I’m not especially close to my family, and this holds particularily true for my extended family. Growing up, I lived with my mom and step-dad (my dad, really) and we always lived at least an hour away from other family, including my dad. So, I never knew my extended family except for holiday gatherings, or, in the case of my dad’s family, the rare visit on his (equally rare) weekends*. I’m the oldest grandchild and the only girl until I was about 10. My cousins on my dad’s side are all very close and many of them live in the same city, hang out together, and are friends. I wouldn’t know them if I saw them on the street. On my mom’s side, I’m the oldest grandchild, and the only girl until my sister was born when I was 11.
My grandparents weren’t a part of my life and while I didn’t miss that for myself (since I didn’t know that), I hate that LouLa doesn’t have grandparents in her life, either. I wish my parents lived closer and were able to see her grow up and change. Right now my mom and step-dad live a 14 hour drive away, and my dad lives a 7 hour drive away. She’s their only grandchild and probably will be for quite a few more years. Josh’s family lives close, but sees LouLa about the same amount that my family does.
I don’t want to hand down that distance from family that I had. As I said, I didn’t miss it, but I miss it for LouLa. My parents (all of them) would love to be a part of her life. My mom and step-dad are planning on moving closer someday, but my mom doesn’t feel like she can until her mother passes away. I totally understand that, but I see the years passing so quickly. It’s already been five years. Five more will go by just as quickly. My dad and his family have professions and love where they live. I wouldn’t mind moving to be closer to them, but the cost of living is so much higher there and we wouldn’t make any more money, so that’s just not possible.

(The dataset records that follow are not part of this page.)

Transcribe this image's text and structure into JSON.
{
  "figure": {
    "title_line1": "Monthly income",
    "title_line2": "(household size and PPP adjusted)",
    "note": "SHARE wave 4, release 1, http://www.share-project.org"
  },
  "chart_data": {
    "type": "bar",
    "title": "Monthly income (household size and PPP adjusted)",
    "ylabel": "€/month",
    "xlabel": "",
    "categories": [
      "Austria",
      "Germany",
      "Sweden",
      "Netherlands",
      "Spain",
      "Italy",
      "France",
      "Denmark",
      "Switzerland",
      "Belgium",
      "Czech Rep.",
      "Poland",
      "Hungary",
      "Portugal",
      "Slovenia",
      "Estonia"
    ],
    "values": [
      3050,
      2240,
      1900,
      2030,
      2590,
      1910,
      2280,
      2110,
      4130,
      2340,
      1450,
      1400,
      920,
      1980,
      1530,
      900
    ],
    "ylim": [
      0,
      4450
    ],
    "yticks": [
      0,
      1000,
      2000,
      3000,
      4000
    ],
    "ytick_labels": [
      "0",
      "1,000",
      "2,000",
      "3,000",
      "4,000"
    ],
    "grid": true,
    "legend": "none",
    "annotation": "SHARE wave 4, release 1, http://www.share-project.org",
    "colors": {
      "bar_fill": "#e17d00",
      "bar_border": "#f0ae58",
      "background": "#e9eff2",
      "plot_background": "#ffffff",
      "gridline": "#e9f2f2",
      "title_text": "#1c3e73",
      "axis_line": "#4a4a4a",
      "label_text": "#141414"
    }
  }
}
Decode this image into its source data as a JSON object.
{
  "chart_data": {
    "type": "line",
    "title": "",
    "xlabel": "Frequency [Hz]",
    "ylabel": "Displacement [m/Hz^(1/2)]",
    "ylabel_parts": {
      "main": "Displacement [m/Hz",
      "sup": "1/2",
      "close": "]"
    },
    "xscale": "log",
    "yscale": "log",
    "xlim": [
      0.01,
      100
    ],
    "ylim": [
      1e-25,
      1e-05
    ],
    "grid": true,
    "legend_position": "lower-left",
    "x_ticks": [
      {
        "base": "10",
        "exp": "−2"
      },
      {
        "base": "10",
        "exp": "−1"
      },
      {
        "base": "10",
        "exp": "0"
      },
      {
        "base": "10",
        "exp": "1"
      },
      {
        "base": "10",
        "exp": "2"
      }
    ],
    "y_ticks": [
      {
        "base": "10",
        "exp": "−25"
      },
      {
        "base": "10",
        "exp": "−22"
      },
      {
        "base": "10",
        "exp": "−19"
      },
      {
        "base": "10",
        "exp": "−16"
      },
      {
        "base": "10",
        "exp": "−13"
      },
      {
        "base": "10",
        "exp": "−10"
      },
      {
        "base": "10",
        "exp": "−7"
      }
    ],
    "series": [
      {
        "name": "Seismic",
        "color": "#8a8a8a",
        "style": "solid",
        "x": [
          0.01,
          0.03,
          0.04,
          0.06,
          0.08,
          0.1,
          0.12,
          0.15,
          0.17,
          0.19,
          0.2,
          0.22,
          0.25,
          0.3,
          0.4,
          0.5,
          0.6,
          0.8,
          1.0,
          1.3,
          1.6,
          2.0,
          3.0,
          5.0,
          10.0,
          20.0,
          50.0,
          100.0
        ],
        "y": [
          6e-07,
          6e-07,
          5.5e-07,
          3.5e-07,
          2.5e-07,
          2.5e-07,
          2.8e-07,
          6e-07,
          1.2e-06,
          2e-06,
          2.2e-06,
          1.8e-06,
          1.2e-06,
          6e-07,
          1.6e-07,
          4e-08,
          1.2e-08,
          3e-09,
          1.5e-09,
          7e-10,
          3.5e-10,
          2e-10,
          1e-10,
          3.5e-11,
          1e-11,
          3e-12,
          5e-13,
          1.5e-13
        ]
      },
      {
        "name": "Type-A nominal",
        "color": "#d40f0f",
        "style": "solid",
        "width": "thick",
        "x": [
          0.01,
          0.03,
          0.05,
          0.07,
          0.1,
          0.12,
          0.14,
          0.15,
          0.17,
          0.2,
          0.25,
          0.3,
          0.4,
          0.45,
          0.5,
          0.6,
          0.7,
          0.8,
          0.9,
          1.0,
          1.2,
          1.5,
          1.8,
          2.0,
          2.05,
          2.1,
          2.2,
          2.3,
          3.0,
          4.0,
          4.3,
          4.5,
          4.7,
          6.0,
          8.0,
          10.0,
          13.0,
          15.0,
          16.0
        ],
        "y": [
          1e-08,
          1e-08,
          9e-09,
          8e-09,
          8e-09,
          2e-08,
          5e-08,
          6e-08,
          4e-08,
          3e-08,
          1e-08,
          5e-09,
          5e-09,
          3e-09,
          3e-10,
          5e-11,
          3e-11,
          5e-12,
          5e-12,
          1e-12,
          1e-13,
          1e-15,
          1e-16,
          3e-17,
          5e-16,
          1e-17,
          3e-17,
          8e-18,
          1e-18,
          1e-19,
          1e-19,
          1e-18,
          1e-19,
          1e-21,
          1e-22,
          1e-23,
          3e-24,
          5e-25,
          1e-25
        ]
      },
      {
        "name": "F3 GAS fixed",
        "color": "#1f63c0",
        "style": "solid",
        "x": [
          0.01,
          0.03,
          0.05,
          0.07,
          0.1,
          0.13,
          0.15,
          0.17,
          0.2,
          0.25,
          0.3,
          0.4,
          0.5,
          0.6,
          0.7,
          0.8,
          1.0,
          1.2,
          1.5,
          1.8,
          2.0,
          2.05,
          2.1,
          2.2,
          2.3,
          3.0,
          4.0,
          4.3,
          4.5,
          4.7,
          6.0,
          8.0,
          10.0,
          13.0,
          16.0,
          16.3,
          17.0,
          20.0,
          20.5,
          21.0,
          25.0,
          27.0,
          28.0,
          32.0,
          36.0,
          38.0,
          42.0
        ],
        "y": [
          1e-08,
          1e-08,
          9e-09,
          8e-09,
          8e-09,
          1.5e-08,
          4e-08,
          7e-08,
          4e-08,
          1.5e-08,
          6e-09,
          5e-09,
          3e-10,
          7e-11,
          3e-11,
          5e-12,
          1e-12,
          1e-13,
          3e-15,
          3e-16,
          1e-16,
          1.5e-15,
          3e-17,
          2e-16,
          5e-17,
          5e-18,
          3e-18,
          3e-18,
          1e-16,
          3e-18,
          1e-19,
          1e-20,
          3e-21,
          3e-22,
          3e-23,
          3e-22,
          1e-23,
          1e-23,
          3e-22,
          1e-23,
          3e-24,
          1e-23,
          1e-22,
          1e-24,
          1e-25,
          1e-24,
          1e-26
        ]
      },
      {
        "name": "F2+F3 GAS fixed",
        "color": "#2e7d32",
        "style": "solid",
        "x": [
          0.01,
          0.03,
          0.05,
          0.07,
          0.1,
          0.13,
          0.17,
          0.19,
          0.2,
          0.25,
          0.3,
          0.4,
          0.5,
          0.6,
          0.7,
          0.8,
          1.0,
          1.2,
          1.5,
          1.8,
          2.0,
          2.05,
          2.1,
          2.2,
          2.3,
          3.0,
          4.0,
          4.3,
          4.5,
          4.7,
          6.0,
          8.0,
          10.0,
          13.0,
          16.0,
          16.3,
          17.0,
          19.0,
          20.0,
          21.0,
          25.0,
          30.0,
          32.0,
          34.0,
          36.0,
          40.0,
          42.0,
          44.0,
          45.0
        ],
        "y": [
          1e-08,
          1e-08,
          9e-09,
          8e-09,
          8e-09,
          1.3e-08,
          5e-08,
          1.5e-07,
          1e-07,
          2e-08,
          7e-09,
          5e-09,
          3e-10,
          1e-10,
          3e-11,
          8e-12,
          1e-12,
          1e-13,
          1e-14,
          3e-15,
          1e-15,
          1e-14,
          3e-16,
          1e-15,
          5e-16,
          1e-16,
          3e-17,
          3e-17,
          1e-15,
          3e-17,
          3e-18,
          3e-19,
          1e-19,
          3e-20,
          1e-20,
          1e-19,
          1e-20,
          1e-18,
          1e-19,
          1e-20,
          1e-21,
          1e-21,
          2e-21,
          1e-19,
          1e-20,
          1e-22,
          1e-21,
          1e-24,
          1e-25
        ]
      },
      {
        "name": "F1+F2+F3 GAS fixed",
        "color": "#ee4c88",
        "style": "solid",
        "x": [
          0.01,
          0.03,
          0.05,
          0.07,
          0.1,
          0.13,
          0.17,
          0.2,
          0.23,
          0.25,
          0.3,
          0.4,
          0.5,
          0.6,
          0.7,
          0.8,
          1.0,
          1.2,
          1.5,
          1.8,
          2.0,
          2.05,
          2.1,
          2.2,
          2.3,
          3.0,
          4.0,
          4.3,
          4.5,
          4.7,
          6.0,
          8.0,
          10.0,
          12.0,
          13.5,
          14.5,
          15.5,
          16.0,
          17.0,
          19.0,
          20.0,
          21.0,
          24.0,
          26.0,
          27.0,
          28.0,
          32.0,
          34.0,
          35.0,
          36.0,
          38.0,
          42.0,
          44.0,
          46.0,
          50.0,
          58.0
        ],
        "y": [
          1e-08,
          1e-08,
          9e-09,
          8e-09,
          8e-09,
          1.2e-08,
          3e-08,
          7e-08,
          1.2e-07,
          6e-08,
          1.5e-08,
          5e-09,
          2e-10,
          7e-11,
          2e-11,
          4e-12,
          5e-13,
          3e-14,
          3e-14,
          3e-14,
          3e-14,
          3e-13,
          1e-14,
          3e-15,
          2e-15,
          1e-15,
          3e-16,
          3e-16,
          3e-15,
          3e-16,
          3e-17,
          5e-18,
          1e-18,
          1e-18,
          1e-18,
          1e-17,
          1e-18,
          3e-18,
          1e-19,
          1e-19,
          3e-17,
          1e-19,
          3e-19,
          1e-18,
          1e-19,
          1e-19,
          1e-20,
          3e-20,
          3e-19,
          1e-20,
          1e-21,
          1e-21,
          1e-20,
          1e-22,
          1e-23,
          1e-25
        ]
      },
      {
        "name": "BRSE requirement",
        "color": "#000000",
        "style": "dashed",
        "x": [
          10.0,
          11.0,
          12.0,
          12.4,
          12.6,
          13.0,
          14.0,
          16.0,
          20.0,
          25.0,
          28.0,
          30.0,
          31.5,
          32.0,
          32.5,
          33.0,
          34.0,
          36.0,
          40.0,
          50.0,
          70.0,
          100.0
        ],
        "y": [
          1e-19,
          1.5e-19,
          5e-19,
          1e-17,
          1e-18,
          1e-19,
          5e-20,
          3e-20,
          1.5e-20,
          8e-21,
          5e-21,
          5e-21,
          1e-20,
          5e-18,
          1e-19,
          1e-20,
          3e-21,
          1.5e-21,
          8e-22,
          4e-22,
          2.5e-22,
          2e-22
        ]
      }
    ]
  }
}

I guess I can only do the best that I can do. Right now, LouLa sees my mom and step-dad about once a year and she sees my dad and his family about twice a year. She talks on the phone with them, sends them cards, and we send pictures. I think she feels more comfortable around them than I ever felt around my grandparents. My dad and his family will be visiting for a weekend in April and my mom and step-dad are coming out for about a week when Josh and I go to Italy this summer. We’ll start there and hope that the year brings other visits.
*I don’t mean to insinuate that my dad did something wrong. I believe that it takes two people to divorce and two people to be involved in their kids’ visitation, or lack thereof. Both of my parents did the best they could and I think they would make different choices if they could redo it.